Similarly, Guardian columnist Glenn Greenwald’s ongoing war against the term terrorism, which most who are not influenced by the far-left understand broadly to refer to “premeditated, politically motivated violence perpetrated against non-combatant targets by subnational groups or clandestine agents” (or some variation of this), should be understood as a broader battle against common sense and moral sobriety.
Here is a passage from his latest post in the Guardian’s “Comment is Free”, section on April 22, entitled “Why is Boston ‘terrorism’ but not Aurora, Sandy Hook, Tuscon, and Columbine?”:
The word “terrorism” is, at this point, one of the most potent in our political lexicon: it single-handedly ends debates, ratchets up fear levels, and justifies almost anything the government wants to do in its name. It’s hard not to suspect that the only thing distinguishing the Boston attack from Tucson, Aurora, Sandy Hook and Columbine (to say nothing of the US “shock and awe” attack on Baghdad and the mass killings in Fallujah) is that the accused Boston attackers are Muslim and the other perpetrators are not. As usual, what terrorism really means in American discourse – its operational meaning – is: violence by Muslims against Americans and their allies.
Here’s another quote by Greenwald, in a post at Salon.com in 2011:
Terrorism has no objective meaning and, at least in American political discourse, has come functionally to mean: violence committed by Muslims whom the West dislikes, no matter the cause or the target.
Similarly here’s what Greenwald wrote in a post at Salon.com from 2010:
The term [terrorism] now has virtually nothing to do with the act itself and everything to do with the identity of the actor, especially his or her religious identity. It has really come to mean: ”a Muslim who fights against or even expresses hostility towards the United States, Israel and their allies.”
If we’re really going to vest virtually unlimited power in the Government to do anything it wants to people they call “Terrorists”, we ought at least to have a common understanding of what the term means. But there is none. It’s just become a malleable, all-justifying term to allow the U.S. Government carte blanche to do whatever it wants to Muslims it does not like or who do not like it (i.e., The Terrorists).

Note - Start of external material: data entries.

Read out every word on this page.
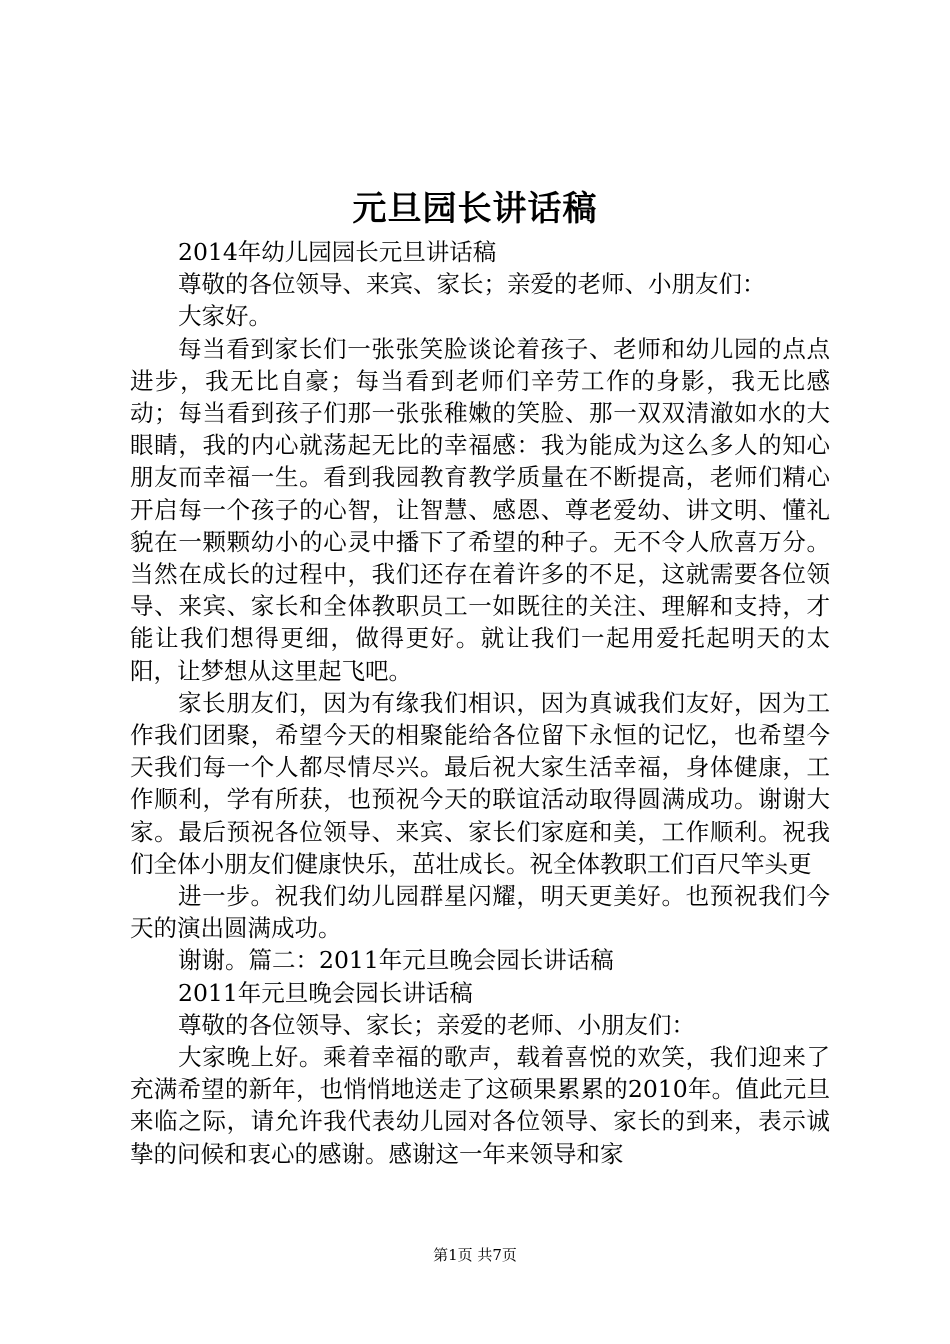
元旦园长讲话稿

2014年幼儿园园长元旦讲话稿

尊敬的各位领导、来宾、家长；亲爱的老师、小朋友们：

大家好。

每当看到家长们一张张笑脸谈论着孩子、老师和幼儿园的点点进步，我无比自豪；每当看到老师们辛劳工作的身影，我无比感动；每当看到孩子们那一张张稚嫩的笑脸、那一双双清澈如水的大眼睛，我的内心就荡起无比的幸福感：我为能成为这么多人的知心朋友而幸福一生。看到我园教育教学质量在不断提高，老师们精心开启每一个孩子的心智，让智慧、感恩、尊老爱幼、讲文明、懂礼貌在一颗颗幼小的心灵中播下了希望的种子。无不令人欣喜万分。当然在成长的过程中，我们还存在着许多的不足，这就需要各位领导、来宾、家长和全体教职员工一如既往的关注、理解和支持，才能让我们想得更细，做得更好。就让我们一起用爱托起明天的太阳，让梦想从这里起飞吧。

家长朋友们，因为有缘我们相识，因为真诚我们友好，因为工作我们团聚，希望今天的相聚能给各位留下永恒的记忆，也希望今天我们每一个人都尽情尽兴。最后祝大家生活幸福，身体健康，工作顺利，学有所获，也预祝今天的联谊活动取得圆满成功。谢谢大家。最后预祝各位领导、来宾、家长们家庭和美，工作顺利。祝我们全体小朋友们健康快乐，茁壮成长。祝全体教职工们百尺竿头更

进一步。祝我们幼儿园群星闪耀，明天更美好。也预祝我们今天的演出圆满成功。

谢谢。篇二：2011年元旦晚会园长讲话稿

2011年元旦晚会园长讲话稿

尊敬的各位领导、家长；亲爱的老师、小朋友们：

大家晚上好。乘着幸福的歌声，载着喜悦的欢笑，我们迎来了充满希望的新年，也悄悄地送走了这硕果累累的2010年。值此元旦来临之际，请允许我代表幼儿园对各位领导、家长的到来，表示诚挚的问候和衷心的感谢。感谢这一年来领导和家

第1页 共7页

It’s really more of a hypnotic mantra than an actual word: its mere utterance causes the nation blindly to cheer on whatever is done against the Muslims who are so labeled.

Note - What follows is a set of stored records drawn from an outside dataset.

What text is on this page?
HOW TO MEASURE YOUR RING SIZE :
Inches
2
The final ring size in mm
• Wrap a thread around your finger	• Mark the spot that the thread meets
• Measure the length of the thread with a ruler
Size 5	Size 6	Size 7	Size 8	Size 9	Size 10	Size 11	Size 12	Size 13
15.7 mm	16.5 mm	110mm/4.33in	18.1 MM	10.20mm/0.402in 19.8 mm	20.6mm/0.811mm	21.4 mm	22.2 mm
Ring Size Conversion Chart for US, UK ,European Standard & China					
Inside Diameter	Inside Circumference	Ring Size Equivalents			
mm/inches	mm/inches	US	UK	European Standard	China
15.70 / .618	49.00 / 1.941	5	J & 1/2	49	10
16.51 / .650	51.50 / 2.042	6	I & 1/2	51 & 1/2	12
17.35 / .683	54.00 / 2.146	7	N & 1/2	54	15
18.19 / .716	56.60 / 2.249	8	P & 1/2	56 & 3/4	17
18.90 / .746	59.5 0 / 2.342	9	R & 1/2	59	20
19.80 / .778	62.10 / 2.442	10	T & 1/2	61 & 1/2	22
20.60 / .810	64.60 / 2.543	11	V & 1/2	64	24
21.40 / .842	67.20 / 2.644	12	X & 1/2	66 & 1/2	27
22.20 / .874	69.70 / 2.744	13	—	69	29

Greenwald is attempting to essentially proscribe the word “terrorism” as politically loaded, subjective, prejudiced – arguing that the urge we have to condemn such willful and intentional attacks against innocent civilians, by using such clear moral language, is necessarily compromised by a deep-seated racial animus.
First, it needs to be pointed out that Greenwald’s specific claim about the term’s “operational” use is easily refuted by the simple fact that the media, civil rights groups and federal authorities also refer to political violence which is not committed by Muslims, or Islamist groups, as “terrorism.” Examples of groups the FBI labels terrorists, for instance, include violent anti-government right-wing groups,environmental and animal rights extremists, Sovereign citizens movements, anarchist groups, white supremacists – and even fringe extremists such as the Unabomber, Ted Kaczynski.
Greenwald’s mantra that terrorism is only used in reference to Muslims has no basis in fact.
Moreover, in addition to Greenwald’s specious implicit claim that use of the term “terrorism” is racially loaded, there is another factor involved – one which those on the Guardian-style left often try desperately to avoid acknowledging in their reports and commentaries: That while, of course, the overwhelming majority of Muslims aren’t extremists or terrorists, empirical evidence regarding the disproportionate percentage of terrorist acts committed by those influenced by radical interpretations of Islam is undeniable.